Dyre Banking Trojan, Tyupkin ATM Malware, iWorm Botnet and More | TWIC – October 10, 2014
Each week, the PhishLabs team posts The Week in Cybercrime (TWIC) to recap noteworthy cybercrime articles and reports (open source).
- Enhancements to Dyre Banking Trojan (PhishLabs)
The Dyre banking Trojan made its first debut in June 2014, targeting large financial institutions across the globe. In September, PhishLabs’ R.A.I.D (Research, Analysis, and Intelligence Division) observed a number of enhancements to the banking Trojan that further increases the danger of the threat.
- Huge Data Leak at Largest U.S. Bond Insurer (KrebsOnSecurity)

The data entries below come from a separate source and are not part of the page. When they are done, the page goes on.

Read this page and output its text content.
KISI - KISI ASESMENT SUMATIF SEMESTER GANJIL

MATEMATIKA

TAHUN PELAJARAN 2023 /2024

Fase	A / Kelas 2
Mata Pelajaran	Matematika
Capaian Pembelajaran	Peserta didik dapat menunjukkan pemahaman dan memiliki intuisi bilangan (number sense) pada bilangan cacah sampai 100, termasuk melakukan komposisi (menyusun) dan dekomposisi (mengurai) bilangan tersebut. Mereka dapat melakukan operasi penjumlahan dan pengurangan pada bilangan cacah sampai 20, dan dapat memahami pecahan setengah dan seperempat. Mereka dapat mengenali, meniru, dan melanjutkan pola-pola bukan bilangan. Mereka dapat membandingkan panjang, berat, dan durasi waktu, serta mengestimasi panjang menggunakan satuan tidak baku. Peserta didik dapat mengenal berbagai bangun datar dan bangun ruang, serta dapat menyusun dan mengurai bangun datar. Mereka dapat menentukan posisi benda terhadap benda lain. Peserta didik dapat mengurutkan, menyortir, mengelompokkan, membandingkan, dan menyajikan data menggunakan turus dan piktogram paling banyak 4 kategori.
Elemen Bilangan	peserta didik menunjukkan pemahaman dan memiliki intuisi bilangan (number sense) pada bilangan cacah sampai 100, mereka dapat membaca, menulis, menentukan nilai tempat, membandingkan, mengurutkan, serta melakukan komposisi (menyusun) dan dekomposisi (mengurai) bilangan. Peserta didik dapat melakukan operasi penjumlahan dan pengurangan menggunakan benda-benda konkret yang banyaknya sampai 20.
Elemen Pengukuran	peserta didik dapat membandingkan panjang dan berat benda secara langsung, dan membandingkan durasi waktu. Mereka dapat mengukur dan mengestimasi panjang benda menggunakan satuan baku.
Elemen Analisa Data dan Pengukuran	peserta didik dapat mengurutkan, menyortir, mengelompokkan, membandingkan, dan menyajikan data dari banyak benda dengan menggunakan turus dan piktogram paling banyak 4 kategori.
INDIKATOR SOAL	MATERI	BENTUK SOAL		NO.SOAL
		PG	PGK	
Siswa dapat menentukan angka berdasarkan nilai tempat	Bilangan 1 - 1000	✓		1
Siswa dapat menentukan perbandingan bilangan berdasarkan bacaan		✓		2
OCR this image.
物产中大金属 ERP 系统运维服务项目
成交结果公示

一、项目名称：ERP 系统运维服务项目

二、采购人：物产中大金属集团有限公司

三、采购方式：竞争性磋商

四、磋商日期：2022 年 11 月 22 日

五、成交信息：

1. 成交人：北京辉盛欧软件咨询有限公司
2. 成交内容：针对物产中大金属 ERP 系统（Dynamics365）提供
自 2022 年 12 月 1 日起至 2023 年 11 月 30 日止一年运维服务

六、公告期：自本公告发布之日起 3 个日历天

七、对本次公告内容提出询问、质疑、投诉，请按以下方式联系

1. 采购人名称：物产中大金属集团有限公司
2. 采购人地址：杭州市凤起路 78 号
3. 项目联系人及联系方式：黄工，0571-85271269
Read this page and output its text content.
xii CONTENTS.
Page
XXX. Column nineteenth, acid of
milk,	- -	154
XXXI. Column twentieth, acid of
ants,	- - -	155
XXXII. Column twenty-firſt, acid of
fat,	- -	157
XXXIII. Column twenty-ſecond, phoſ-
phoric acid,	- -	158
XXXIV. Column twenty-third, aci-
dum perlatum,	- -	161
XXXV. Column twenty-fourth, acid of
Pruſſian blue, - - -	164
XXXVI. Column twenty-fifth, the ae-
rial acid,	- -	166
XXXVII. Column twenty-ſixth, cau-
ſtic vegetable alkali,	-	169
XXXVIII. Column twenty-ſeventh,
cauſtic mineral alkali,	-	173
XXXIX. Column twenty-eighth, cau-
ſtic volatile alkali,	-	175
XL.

On Monday, KrebsOnSecurity notified MBIA Inc. — the nation’s largest bond insurer — that a misconfiguration in a company Web server had exposed countless customer account numbers, balances and other sensitive data.
- Tyupkin: Manipulating ATM Machines with Malware (SecureList)
Earlier this year Kaspersky Lab’s Global Research and Analysis Team performed a forensics investigation into a cyber-criminal attack targeting multiple ATMs in Eastern Europe. A piece of malware was discovered that allowed attackers to empty the ATM cash cassettes via direct manipulation.
- Over 17,000 Mac Machines Affected by ‘iWorm’ Botnet Malware (The Hacker News)
A newly discovered zombie network that exclusively targets Apple computers running Mac OS X across the globe has compromised roughly 17,000 machines so far, giving hackers backdoor access to infected computers, researchers at Russian antivirus firm Dr.Web warned.
- Dairy Queen confirms Backoff Malware Led to Data Breach (CSO)
Minneapolis-based Dairy Queen has confirmed a data breach that impacts 395 stores. The fast food chain says that the source of the breach itself is the same family of POS malware that gained attention earlier this summer after an advisory from the US Secret Service made the rounds.
- Return of the Android SMS Virus – Self-Spreading “Selfmite” Worm Comes Back for More (Naked Security)
Andr/SlfMite-A, an Android virus that works a bit like the email worms of the early 2000s, has made a comeback. The new variant pretends to be a Google Plus app, though of course it is no such thing.